How do we evaluate $(-i)^{\frac 5 2}$ without complex logarithms?

Question

$$(-i)^{\frac 5 2} = (e^{-\frac{\pi i}{2}})^{\frac 5 2} = e^{-\frac{5\pi i}{4}}$$

How do we justify the last step before going to $e^{\frac{3\pi i}{4}}$? I think the approach is supposed to be

$$(-i)^{\frac 5 2} = e^{\frac 5 2Ln(-i)} = e^{\frac 5 2(\ln(-i)+iArg(-i))} = e^{\frac 5 2(0+iArg(-i))} = e^{\frac 5 2(\frac{-\pi i}{2})} = e^{-\frac{5\pi i}{4}}$$

My brother is taking "complex methods" and is expected to evaluate $(-i)^{\frac 5 2}$ without knowing complex logarithm (So obviously, we can't define $a^b$ without knowing complex logarithm). There's probably something in his notes we have overlooked. I don't think complex exponential is enough. Is it? We're actually still waiting for confirmation from the professor that they can actually evaluate $e$ raised to complex numbers that are not purely real or purely imaginary. My brother says he doesn't remember any complex exponential. Still, even if you know complex exponential, without complex logarithm, I don't see how you can rigorously prove $e_\mathbb C^5=e_\mathbb R^5$.
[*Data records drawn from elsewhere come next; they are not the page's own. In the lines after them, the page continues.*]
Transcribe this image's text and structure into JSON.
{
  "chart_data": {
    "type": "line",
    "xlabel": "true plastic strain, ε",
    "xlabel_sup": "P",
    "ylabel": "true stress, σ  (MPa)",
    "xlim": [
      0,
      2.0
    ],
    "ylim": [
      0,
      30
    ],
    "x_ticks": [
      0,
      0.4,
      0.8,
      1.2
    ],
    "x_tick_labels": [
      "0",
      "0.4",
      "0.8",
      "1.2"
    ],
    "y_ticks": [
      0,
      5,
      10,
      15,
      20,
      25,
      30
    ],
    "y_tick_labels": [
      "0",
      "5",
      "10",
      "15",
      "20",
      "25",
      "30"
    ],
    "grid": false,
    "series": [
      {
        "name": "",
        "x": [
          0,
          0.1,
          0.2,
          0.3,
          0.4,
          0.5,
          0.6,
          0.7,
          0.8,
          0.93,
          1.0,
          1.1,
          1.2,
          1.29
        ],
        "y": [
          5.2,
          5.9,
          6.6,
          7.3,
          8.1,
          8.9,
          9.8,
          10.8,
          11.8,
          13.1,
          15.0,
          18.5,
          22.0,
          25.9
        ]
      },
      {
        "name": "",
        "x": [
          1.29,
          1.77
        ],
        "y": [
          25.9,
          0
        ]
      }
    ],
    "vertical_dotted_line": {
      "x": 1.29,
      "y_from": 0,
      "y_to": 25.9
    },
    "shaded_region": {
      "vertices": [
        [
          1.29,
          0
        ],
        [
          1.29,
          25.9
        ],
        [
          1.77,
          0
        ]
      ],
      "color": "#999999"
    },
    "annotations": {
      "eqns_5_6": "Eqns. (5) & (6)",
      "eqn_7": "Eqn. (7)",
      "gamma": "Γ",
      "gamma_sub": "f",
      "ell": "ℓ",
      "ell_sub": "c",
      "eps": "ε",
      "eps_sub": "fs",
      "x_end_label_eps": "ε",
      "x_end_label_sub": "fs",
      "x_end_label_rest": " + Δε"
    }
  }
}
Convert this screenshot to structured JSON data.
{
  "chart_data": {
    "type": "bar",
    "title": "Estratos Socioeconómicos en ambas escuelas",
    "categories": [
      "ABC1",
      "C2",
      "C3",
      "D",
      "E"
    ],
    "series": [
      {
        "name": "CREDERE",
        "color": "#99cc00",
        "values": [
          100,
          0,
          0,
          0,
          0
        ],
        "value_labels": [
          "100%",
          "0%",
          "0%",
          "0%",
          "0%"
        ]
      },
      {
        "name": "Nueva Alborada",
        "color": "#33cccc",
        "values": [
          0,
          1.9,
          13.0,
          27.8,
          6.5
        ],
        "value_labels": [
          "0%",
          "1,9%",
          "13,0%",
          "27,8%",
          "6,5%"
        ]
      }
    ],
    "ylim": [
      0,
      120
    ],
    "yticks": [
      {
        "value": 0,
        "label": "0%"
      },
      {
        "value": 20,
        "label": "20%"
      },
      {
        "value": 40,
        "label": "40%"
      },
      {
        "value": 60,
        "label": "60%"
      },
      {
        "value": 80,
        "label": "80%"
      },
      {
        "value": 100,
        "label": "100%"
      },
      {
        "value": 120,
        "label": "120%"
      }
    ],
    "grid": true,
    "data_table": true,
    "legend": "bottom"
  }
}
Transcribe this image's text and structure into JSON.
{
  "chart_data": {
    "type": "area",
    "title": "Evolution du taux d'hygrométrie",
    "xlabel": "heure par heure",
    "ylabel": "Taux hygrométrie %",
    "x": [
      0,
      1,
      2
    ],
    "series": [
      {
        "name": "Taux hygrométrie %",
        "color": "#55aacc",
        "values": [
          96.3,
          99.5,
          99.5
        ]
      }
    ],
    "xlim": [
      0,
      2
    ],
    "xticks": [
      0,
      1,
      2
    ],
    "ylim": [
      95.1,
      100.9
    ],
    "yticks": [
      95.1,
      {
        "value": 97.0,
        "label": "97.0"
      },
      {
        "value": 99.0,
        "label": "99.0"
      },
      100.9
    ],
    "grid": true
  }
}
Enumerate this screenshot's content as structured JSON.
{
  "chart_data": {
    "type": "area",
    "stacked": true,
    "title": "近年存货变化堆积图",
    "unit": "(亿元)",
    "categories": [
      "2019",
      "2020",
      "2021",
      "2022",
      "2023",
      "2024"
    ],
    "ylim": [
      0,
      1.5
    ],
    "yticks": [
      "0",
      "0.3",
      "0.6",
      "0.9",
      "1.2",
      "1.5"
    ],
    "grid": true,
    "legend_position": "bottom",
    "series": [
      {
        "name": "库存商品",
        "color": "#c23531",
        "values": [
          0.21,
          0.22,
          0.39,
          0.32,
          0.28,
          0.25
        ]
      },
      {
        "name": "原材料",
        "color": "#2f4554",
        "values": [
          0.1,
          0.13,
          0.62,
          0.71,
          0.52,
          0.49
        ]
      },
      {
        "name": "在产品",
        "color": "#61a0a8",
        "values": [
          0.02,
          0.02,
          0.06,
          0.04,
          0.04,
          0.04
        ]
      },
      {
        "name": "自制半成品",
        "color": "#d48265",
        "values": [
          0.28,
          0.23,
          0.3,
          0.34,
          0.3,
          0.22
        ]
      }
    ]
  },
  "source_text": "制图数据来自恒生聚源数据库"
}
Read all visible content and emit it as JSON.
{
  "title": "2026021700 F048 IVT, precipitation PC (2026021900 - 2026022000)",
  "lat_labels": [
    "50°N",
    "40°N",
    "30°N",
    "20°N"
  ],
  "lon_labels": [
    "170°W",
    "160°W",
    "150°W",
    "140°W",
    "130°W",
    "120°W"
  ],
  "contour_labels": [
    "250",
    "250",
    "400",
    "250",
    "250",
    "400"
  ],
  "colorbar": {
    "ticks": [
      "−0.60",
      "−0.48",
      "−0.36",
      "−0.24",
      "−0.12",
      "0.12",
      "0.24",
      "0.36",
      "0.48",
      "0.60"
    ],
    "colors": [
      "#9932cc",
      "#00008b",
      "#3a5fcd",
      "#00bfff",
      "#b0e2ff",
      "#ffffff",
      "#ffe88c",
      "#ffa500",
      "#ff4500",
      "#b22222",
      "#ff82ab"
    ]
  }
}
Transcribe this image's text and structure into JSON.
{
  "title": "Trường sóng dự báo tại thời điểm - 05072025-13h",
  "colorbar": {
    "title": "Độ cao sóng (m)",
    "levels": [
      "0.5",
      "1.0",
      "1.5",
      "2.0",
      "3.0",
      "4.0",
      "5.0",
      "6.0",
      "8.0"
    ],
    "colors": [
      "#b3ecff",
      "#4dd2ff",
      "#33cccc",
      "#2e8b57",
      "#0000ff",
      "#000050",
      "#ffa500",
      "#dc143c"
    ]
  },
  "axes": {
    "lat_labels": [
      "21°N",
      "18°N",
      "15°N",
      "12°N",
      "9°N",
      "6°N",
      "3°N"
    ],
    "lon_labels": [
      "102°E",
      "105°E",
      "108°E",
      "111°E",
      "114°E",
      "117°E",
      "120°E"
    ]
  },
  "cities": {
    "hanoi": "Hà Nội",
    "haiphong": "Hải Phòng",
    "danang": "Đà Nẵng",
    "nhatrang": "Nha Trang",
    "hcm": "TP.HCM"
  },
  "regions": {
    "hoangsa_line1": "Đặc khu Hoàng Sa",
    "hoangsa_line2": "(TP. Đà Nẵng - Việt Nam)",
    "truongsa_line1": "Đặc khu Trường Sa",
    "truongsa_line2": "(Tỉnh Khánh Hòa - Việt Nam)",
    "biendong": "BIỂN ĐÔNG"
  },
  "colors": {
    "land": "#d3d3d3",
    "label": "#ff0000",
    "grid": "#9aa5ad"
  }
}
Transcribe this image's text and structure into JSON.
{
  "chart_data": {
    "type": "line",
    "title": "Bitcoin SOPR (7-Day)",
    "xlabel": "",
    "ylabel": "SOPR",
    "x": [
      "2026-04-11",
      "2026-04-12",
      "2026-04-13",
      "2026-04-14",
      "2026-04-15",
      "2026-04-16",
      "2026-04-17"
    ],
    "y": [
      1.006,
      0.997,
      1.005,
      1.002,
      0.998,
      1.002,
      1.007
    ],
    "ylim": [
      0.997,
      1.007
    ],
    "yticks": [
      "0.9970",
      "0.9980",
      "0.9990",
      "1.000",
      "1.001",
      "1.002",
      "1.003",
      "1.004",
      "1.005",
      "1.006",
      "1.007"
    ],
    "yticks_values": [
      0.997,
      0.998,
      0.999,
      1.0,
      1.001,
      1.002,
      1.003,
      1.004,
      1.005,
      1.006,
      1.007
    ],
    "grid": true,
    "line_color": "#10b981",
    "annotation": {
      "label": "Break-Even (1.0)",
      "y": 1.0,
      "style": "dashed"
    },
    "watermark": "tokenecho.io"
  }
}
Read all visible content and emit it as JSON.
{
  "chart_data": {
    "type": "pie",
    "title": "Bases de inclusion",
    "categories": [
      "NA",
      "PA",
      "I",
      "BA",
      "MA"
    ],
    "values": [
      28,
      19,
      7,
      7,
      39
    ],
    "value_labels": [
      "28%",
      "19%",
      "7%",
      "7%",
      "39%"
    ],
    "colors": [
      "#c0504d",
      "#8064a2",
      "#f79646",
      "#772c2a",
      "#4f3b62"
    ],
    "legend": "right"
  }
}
By the way, $$(-i)^{\frac 5 2} \ne (-i)^{\frac 1 2}$$ right (Wolfram Alpha confirms)?

I am afraid that things like $$(e^{-\frac{\pi i}{2}})^{\frac 5 2} = e^{-\frac{5\pi i}{4}}$$

will lead students to think like

$$(-i)^{\frac 5 2} = ((-i)^5)^{\frac 1 2}$$

We might have a second look at his notes, but based on this question, $(-i)^{\frac 5 2}$ might be defined as multi-valued.

Answer 1

Use de Moivre's theorem and $-i=\cos\theta+i\sin\theta,\,\theta: to=-\pi /2$. Yes, there are multi-valued issues in extending the theorem to fractional powers, but it's all that can be done with pre-exponential methods.

Answer 2

We can evaluate complex square roots purely by algebraic means. Herein I describe the procedure for a general case. The reader should be able to Express a quantity such as $(-i)^5$ with no radicals in the form $a+bi$ readily.

We are to solve

$(x+yi)^2=a+bi$

for real numbers $x,y$ given real numbers $a,b$. First expand the square on the left side:

$(x^2-y^2)+(2xy)i=a+bi$

We now take realbparts and imaginary parts, and also the absolute value of the equation remembering that $(x^2-y^2)+2+(2xy)^2=(x^2+y^2)^2$:

$x^2-y^2=a\text{.....Eq. 1}$

$2xy=b\text{.....Eq. 2}$

$x^2+y^2=\sqrt{a^2+b^2}\text{.....Eq. 3}$

Then by taking half the sum of Eqs. 1 and 3 we get a solution for $x^2$:

$x^2=\dfrac{\sqrt{a^2+b^2}+a}{2}\text{.....Eq. 4}$

Half the difference between Eqs. 1 and 3 gives $y ^2$:

$y^2=\dfrac{\sqrt{a^2+b^2}-a}{2}\text{.....Eq. 5}$

This is almost the answer. Because we may potentially select signs independently for $x$ and $y$ we are left with four candidates, this being too many, when $b$ is nonzero. To handle that use Eq. 2 for the relevant sign information:

$\text{x and y have the same sign when b is positive}$

$\text{x and y have opposite signs when b is negative}$

$\text{There is no sign issue when b is zero because then Eqs. 4 and 5 give no extraneous roots}$

Answer 3

This matter is of definitions. Likely, the class defines roots to be multi-valued. Therefore, asking to evaluate a complex square root root is equivalent to solving a complex quadratic.